That's comfortably smaller than the best optical resolution of around 0.2-0.3 micron, so indeed the wavelength of an electron is not an issue when working at only f/1000 and at magnifications similar to what you would use in optical imaging.

However, it is also uncomfortably larger than the best SEM resolutions of 1-5 nm that are quoted elsewhere. What this tells us is that for the higher resolution scopes electron wavelength is an issue. It also tells us that they're not operating at f/1000, but probably more like f/100, giving again rather limited DOF.

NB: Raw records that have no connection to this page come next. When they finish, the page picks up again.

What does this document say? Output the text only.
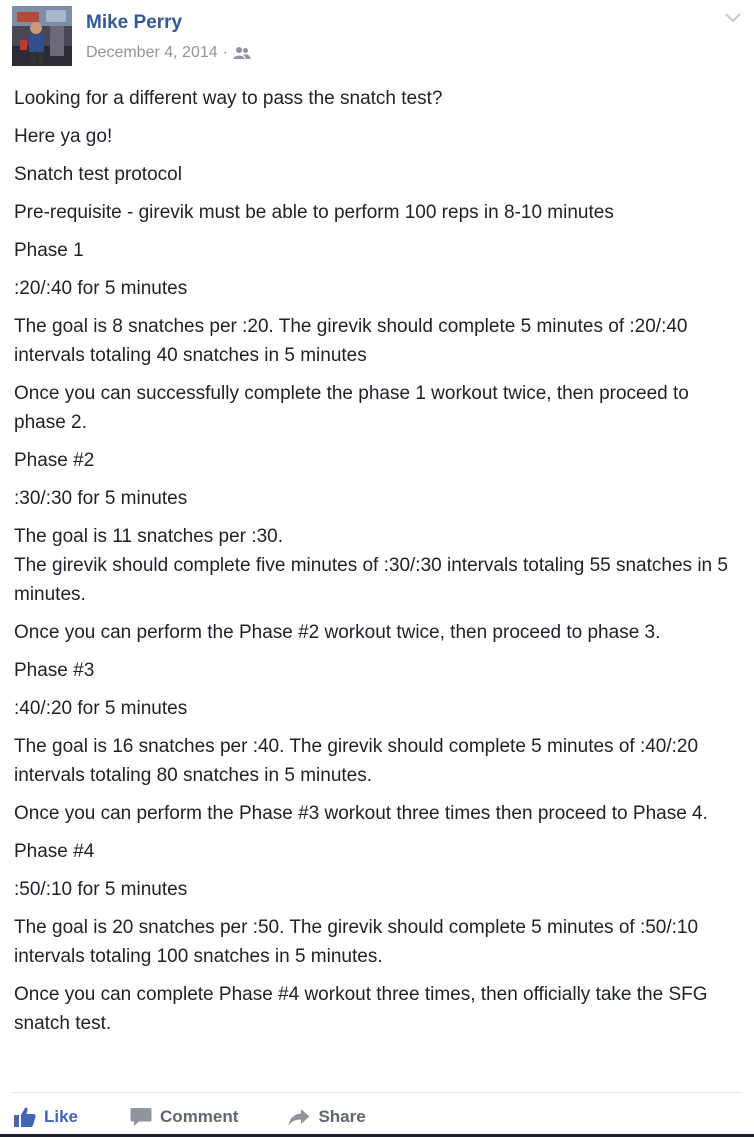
Mike Perry
December 4, 2014 ·

Looking for a different way to pass the snatch test?

Here ya go!

Snatch test protocol

Pre-requisite - girevik must be able to perform 100 reps in 8-10 minutes

Phase 1

:20/:40 for 5 minutes

The goal is 8 snatches per :20. The girevik should complete 5 minutes of :20/:40 intervals totaling 40 snatches in 5 minutes

Once you can successfully complete the phase 1 workout twice, then proceed to phase 2.

Phase #2

:30/:30 for 5 minutes

The goal is 11 snatches per :30.
The girevik should complete five minutes of :30/:30 intervals totaling 55 snatches in 5 minutes.

Once you can perform the Phase #2 workout twice, then proceed to phase 3.

Phase #3

:40/:20 for 5 minutes

The goal is 16 snatches per :40. The girevik should complete 5 minutes of :40/:20 intervals totaling 80 snatches in 5 minutes.

Once you can perform the Phase #3 workout three times then proceed to Phase 4.

Phase #4

:50/:10 for 5 minutes

The goal is 20 snatches per :50. The girevik should complete 5 minutes of :50/:10 intervals totaling 100 snatches in 5 minutes.

Once you can complete Phase #4 workout three times, then officially take the SFG snatch test.

Like	Comment	Share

It's been ages since anybody last checked my working-through of these numbers, so I may have botched a factor someplace or other. Hopefully somebody will correct the analysis if so.

--Rik

Edit: to get the name right! "Howard" --> "Harold"

[rjlittlefield]

Graham, thanks for the link to the PCT book. I've done a little work in ultrasonic reconstructions, and been through the math of various other CT's, so hopefully it won't be too hard to figure out how optical fits in. Yet another thing to amuse myself with, in my copious spare time...

--Rik

[Planapo]

I just wanted to add that Rik´s more detailed reply and my short general one don´t contradict one another, I think.
(Just in case anyone would assume this, especially when it comes to what is an issue and what not as this depends on how the other influencing parameters are chosen.)

--Betty

Btw Rik, now who´s "Howard"?

[rjlittlefield]

Oops, twice!

I agree with Betty that our two explanations are not contradictory. I should have said that in the first place.

And I much appreciate the catch on Howard's, uh, Harold's name. It seems that in my zeal for proofreading the body of my posting, I neglected to check the greeting!

--Rik